Background: Tenofovir alafenamide fumarate (TAF) is one of the first-line treatments used to treat chronic hepatitis B patients; TAF has strong antiviral activity and a high barrier to resistance. Although virological breakthroughs in patients during TAF treatment are rare, patients with incomplete responses to TAF are occasionally observed.

Aim: To investigate responsible mutations in the reverse transcriptase region of hepatitis B virus (HBV) for TAF-incomplete responses.

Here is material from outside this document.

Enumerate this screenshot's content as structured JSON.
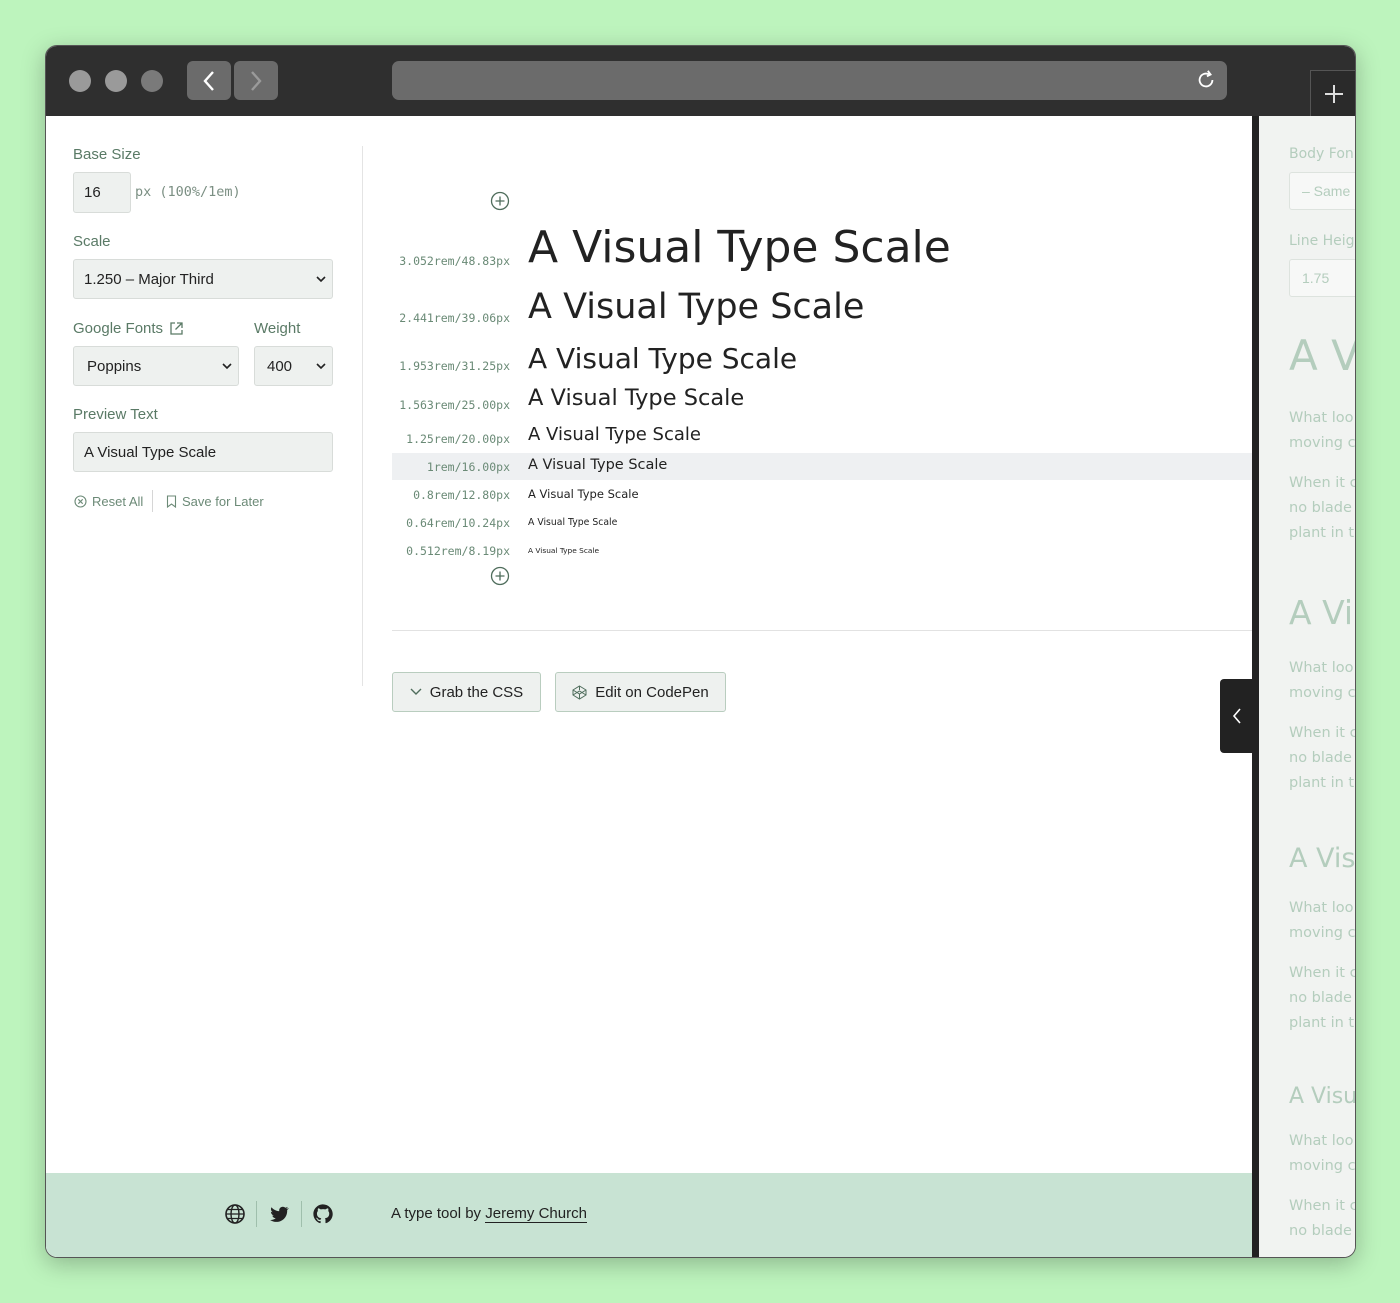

Methods: Thirteen chronic hepatitis B patients who received TAF monotherapy were included. A TAF-incomplete responder was defined as one who was continuously positive for HBV DNA over 2 years after TAF treatment initiation. The emergences of mutations in TAF-incomplete responders were evaluated before, one year after, and two years after treatment by deep sequencing of HBV DNA and RNA.

Results: Two patients were continuously positive for HBV DNA over two years. The rtL269I mutation, one of the CYEI mutations linked to tenofovir resistance, was detected in both patients by direct sequencing. The deep sequencing analysis revealed that a combination of rtT118A and rtL220I mutations and the rtL269I mutation were predominantly detected in HBV DNA even when these mutations were barely detected in HBV RNA. This suggests a superior replication capability of the HBV variants with these mutations under TAF treatment.

Conclusion: The deep sequencing analysis of HBV DNA and RNA and comparing the detection rates of mutations were useful for estimating responsible mutations for TAF-incomplete responses. Such analysis is needed to evaluate the association between mutations that emerge during TAF treatment and incomplete responses to TAF.